Being in India again last year, the message was so clear to me, that things are ending there – the old ways, the old cultures are almost extinct. My once-wild jungle homeland is mostly covered over with concrete, even the snake groves, the Goddess groves. My people are numbed-out and lost. My heart grieves for us, even as they continue to feel nothing while the water turns blacker by the day and drought approaches massive proportions. So, here I am: holding a small heirloom seed, a spark, of that original wholesomeness, that magic – and my privilege and responsibility to my ancestors and to the future generations is to continue to nourish and cultivate that here – in this new old world – to craft new medicine and new ritual, to offer beauty and remembrance as I have been, in this strange dispossessed land of America, a place whose people have little roots and no ritual, their Soul substituted wholesale for stuff you can buy at the Dollar Store.

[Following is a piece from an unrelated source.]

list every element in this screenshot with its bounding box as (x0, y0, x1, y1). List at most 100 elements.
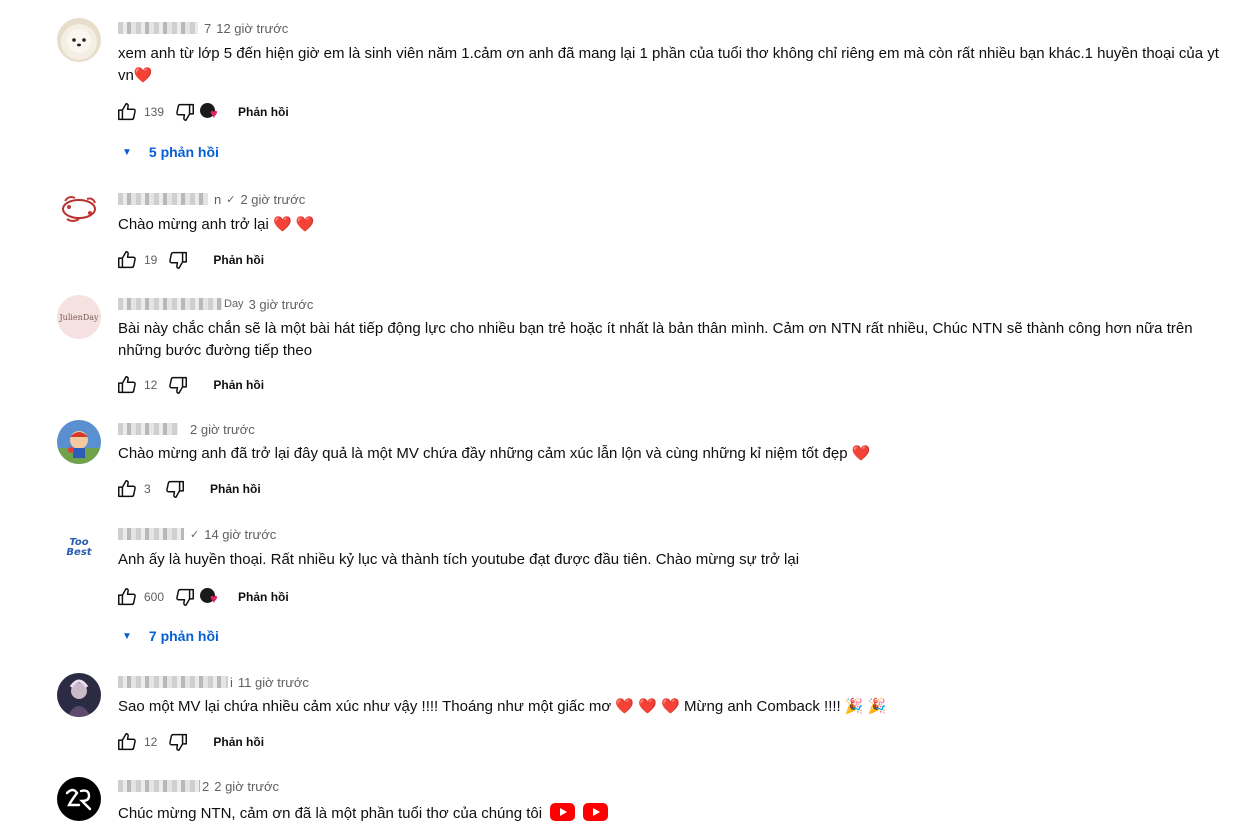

Often these days, I also wonder whether there’s any point to creating theatre/ sacred art/ ritual, without a village to honor it. Is it true that perhaps much of my work goes to ears and eyes who can’t hear or see it fully, can’t comprehend, can’t necessarily even feel because it may be too intimate, too real, and too threatening? Because the story I’m telling requires of them to sacrifice artificiality and the false safety of “first-world” numbness. And in the West, the world of theatre, just like the world of “art” in general, (aside from renegade theatres like Bread and Puppet and the like) is one that’s celebrated and reified the more its disconnected from Nature, place and community. The more packaged and glossy, the better its considered to be. The work I create doesn’t fit into the construct of the Western theatre – it doesn’t come from the same aesthetic and affect of disconnection or of the “whiteness” that sells, it can’t necessarily be contained within a building, and is not necessarily reliant on technology or the hyper-post-modern deconstruction of everything. And after all, I am not white. In the end it is that very brownness and “Indian-ness” which sets me apart form America, and which sets America apart from me. While all of this can feel lonely, its also a blessing. It’s a blessing to known one’s roots, to be proud of them, and to come from a place and a people who revered a well told story – through the language of the body and voice. In the end, the theatre I make adores love, and stories and the simplicity of human being in relationship to place.
So for now I continue making the art I do, driven like a woman with her hair on fire, to save my own sanity in this lost world, and for my own healing, and also for the memory of my ancestors, as an ambassador of heirloom seeds that may soon no longer be so viable back home. My path has surprised me, and looking back the entire story makes so much sense- is so perfectly choreographed, to make me into who I am.